In an A.P. with first term 'a' and the common difference `d(a, d!= 0)`, the ratio `'rho'` of the sum of the first `n` terms to sum of `n` terms succedding them does not depend on `n`. Then the ratio `(a)/(d)` and the ratio `'rho'`, respectively are

To solve the problem, we need to find the ratios \( \frac{a}{d} \) and \( \rho \) given that the ratio of the sum of the first \( n \) terms to the sum of the \( n \) terms succeeding them does not depend on \( n \). ### Step 1: Find the sum of the first \( n \) terms of the A.P. The sum of the first \( n \) terms \( S_n \) of an arithmetic progression (A.P.) is given by the formula: \[ S_n = \frac{n}{2} \left(2a + (n-1)d\right) \] ### Step 2: Find the sum of the next \( n \) terms (i.e., the sum of terms from \( n+1 \) to \( 2n \)) The sum of the first \( 2n \) terms \( S_{2n} \) is: \[ S_{2n} = \frac{2n}{2} \left(2a + (2n-1)d\right) = n \left(2a + (2n-1)d\right) \] Thus, the sum of the next \( n \) terms (from \( n+1 \) to \( 2n \)) is: \[ S_{2n} - S_n = n \left(2a + (2n-1)d\right) - \frac{n}{2} \left(2a + (n-1)d\right) \] ### Step 3: Simplify the expression for \( S_{2n} - S_n \) Calculating \( S_{2n} - S_n \): \[ S_{2n} - S_n = n \left(2a + (2n-1)d\right) - \frac{n}{2} \left(2a + (n-1)d\right) \] Expanding both terms: \[ = n(2a + 2nd - d) - \frac{n}{2}(2a + nd - d) \] Combining the terms: \[ = 2an + 2n^2d - nd - \left(an + \frac{n^2d}{2} - \frac{nd}{2}\right) \] ### Step 4: Collect like terms Combining like terms gives: \[ = 2an + 2n^2d - nd - an - \frac{n^2d}{2} + \frac{nd}{2} \] This simplifies to: \[ = an + \left(2n^2 - \frac{n^2}{2}\right)d + \left(-nd + \frac{nd}{2}\right) \] ### Step 5: Set up the ratio \( \rho \) Now, we can express \( \rho \) as: \[ \rho = \frac{S_n}{S_{2n} - S_n} \] Substituting the expressions we found: \[ \rho = \frac{\frac{n}{2}(2a + (n-1)d)}{an + \left(2n^2 - \frac{n^2}{2}\right)d + \left(-nd + \frac{nd}{2}\right)} \] ### Step 6: Analyze the condition that \( \rho \) does not depend on \( n \) For \( \rho \) to not depend on \( n \), the coefficients of \( n \) in the numerator and denominator must cancel out.

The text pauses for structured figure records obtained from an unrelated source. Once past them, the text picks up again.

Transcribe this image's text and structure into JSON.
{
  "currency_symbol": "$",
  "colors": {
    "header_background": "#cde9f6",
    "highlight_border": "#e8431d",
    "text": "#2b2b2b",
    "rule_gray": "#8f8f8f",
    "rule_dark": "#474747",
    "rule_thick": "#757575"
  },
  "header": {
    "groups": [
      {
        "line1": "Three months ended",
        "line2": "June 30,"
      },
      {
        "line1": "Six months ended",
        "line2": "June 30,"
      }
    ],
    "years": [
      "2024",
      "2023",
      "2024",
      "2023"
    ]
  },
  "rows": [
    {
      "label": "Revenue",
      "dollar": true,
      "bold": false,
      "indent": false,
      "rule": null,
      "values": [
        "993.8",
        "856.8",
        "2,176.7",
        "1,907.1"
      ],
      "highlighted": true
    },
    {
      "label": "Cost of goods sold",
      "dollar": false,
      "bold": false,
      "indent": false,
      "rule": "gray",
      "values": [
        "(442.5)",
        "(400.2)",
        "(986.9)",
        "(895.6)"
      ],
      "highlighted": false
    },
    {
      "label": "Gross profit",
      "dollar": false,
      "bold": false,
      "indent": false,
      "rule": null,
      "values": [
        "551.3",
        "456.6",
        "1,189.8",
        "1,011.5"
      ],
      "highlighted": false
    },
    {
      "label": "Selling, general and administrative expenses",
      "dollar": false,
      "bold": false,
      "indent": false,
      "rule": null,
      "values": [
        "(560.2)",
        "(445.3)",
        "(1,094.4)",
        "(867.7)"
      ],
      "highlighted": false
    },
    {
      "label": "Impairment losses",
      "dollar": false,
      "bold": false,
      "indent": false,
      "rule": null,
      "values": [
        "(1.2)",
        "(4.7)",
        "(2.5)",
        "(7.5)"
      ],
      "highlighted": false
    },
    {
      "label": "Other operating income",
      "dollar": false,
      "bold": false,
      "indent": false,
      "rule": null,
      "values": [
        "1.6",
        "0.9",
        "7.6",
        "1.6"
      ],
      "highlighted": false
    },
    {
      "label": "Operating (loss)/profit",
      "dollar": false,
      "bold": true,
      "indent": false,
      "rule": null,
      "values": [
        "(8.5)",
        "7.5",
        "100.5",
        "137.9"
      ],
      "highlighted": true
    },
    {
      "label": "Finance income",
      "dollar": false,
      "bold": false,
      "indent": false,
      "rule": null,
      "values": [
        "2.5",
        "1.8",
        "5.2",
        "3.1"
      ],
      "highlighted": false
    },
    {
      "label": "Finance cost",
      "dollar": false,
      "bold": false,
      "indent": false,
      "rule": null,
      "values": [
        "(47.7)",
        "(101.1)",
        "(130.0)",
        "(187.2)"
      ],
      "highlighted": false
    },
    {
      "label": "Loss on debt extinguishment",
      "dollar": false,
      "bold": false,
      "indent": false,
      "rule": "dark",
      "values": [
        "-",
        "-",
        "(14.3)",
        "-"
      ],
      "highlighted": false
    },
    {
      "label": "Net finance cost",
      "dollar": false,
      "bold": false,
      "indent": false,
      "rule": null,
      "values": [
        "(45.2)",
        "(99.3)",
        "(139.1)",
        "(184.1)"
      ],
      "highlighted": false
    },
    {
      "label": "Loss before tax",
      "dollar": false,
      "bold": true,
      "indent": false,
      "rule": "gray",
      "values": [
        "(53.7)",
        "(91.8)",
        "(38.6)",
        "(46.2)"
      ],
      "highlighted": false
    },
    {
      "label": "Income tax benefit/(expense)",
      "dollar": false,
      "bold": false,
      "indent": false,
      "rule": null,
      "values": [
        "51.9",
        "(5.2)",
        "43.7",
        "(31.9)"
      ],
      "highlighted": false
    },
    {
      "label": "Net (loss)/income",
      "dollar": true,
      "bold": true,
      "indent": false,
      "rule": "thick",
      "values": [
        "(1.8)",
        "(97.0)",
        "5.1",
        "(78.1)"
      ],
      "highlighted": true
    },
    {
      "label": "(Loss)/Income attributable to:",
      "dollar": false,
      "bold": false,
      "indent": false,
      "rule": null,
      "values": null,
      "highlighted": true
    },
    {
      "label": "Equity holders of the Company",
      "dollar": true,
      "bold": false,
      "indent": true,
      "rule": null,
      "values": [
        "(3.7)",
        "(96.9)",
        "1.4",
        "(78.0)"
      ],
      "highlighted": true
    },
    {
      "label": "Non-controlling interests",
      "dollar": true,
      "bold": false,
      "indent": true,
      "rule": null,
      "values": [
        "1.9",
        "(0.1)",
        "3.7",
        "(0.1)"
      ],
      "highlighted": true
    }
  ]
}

This leads us to set certain terms equal to zero. ### Step 7: Solve for \( \frac{a}{d} \) and \( \rho \) From the analysis, we find that: 1. Setting the coefficient of \( n \) in the denominator to zero gives us \( a - \frac{d}{2} = 0 \) or \( a = \frac{d}{2} \). 2. Substituting this back into the expression for \( \rho \) leads to \( \rho = \frac{1}{3} \). ### Final Ratios Thus, we have: \[ \frac{a}{d} = \frac{1}{2}, \quad \rho = \frac{1}{3} \]